Per la nostra regione e per il territorio delle aree interne in particolare, che già stavano attraversando da tempo il periodo lungo della crisi economica e quello più repentino del calo demografico, la salita sarà ancora più ardua. Si calcola in Abruzzo la perdita di almeno cinquantamila posti di lavoro e un tracollo verticale e vertiginoso del settore del turismo che era quello su cui si stavano puntando le carte migliori e più promettenti. Persino la Pasqua, che di questo settore, da queste parti, è il gioiello più prezioso, sarà festa e business da archiviare o da rimandare a tempi migliori. Le migliaia di piccole e spesso piccolissime imprese che rappresentavano la spina dorsale della nostra economia, non sanno ad oggi come e se potranno rialzare la testa. Lo sforzo maggiore, quando finirà l’emergenza sanitaria, sarà quello di tenere insieme i pezzi di una comunità dilaniata, socialmente squilibrata, economicamente depressa. Perché neanche per i grandi, a partire dal settore dell’automotive, sarà facile rimettersi in moto.

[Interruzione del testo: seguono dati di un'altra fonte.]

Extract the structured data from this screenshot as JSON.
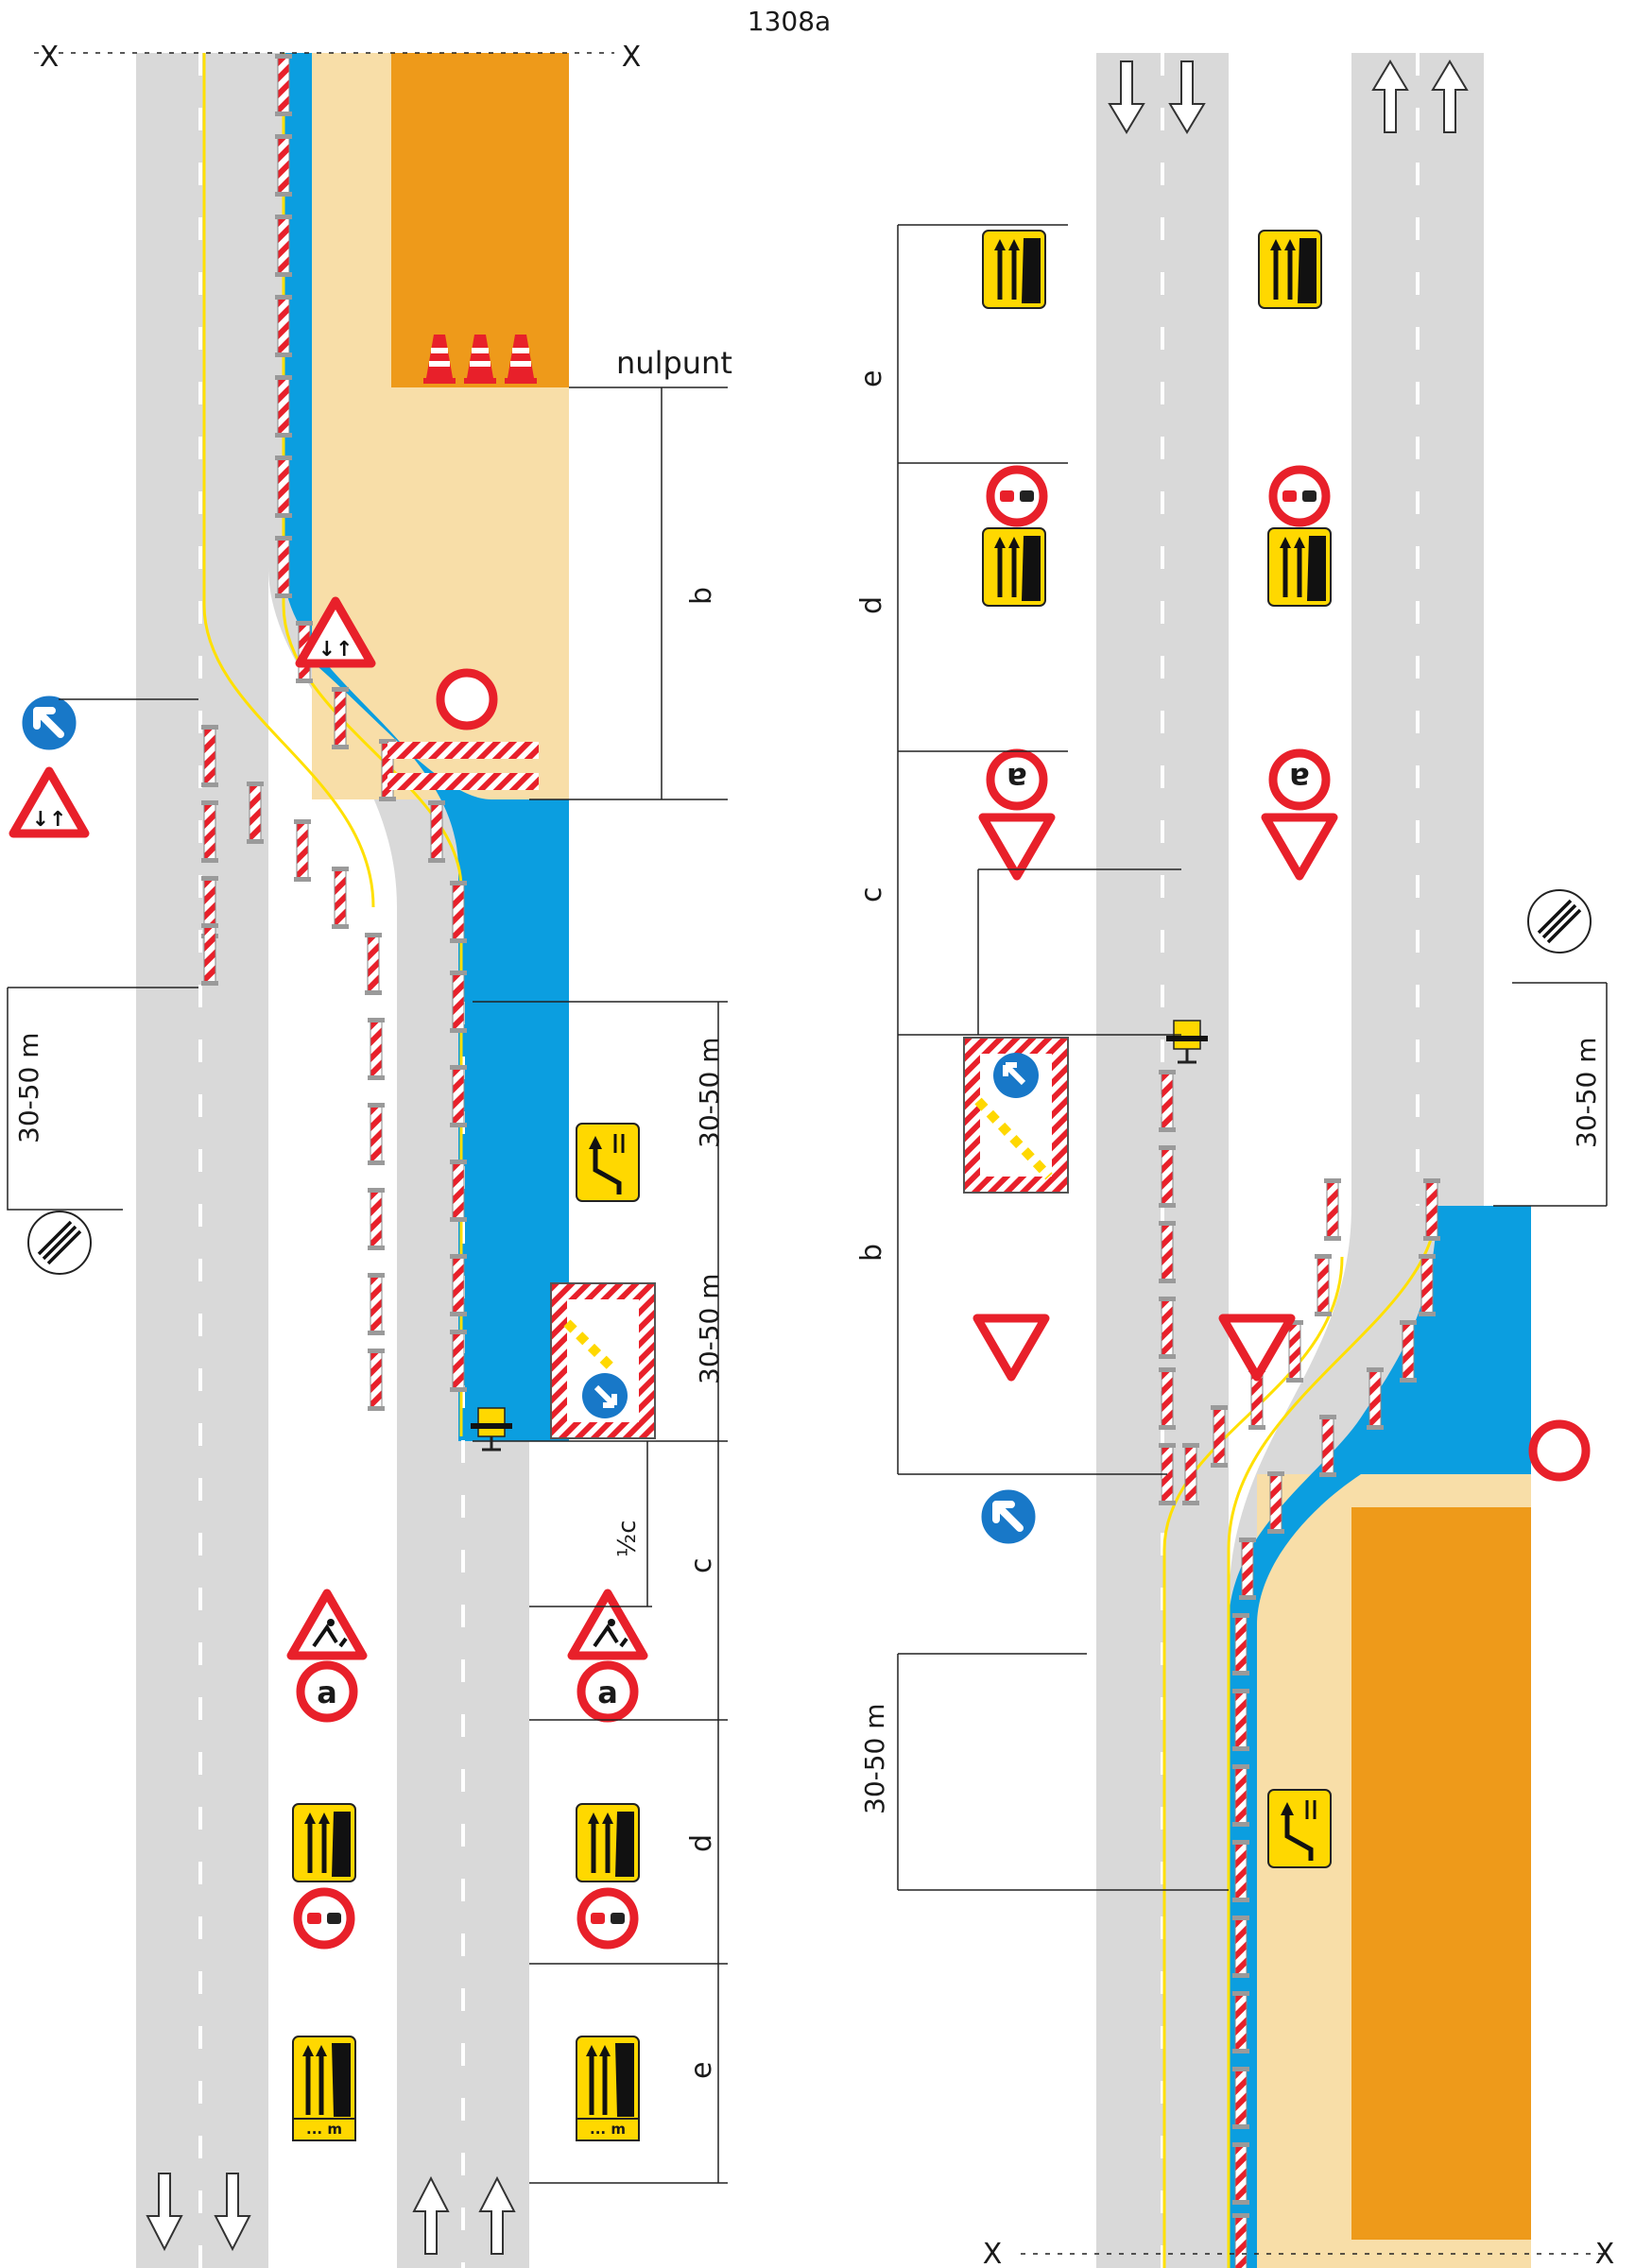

Siamo in guerra, ci ripetono da settimane. E bisogna pure crederci, perché la maggioranza tra noi una guerra non l’ha mai vissuta. E anche chi lo ha fatto, non ricorda, dice, un nemico così ostile, così subdolo, così inafferrabile: che neanche una bomba gli puoi tirare contro, né un colpo di baionetta. Al posto dell’odore della macerie, c’è quello dell’Amuchina; alla diffidenza verso il nemico si è sostituita quella verso l’amico, il parente e il vicino di casa. E’ una guerra che ci uccide da dentro e che non ci regala neanche una pagina di quella “Resistenza umanitaria” che vissero i nostri padri, perché nega il calore e la comunione, ci vieta la socialità. “Andrà tutto bene” ci ripetiamo da mesi, pensando con orgoglio e speranza ai tempi del boom post bellico. Come fossimo in uno dei cicli della Storia, che un giorno racconteremo ai nostri nipoti, seduti davanti al calore di un camino: “Ai tempi del Coronavirus” e “bella ciao, ciao, ciao”. E noi saremo qui, come Radio Londra, a spiare il nemico, ad aiutare la Resistenza, a raccontare e a raccontarci. In trincea fino alla prossima edicola.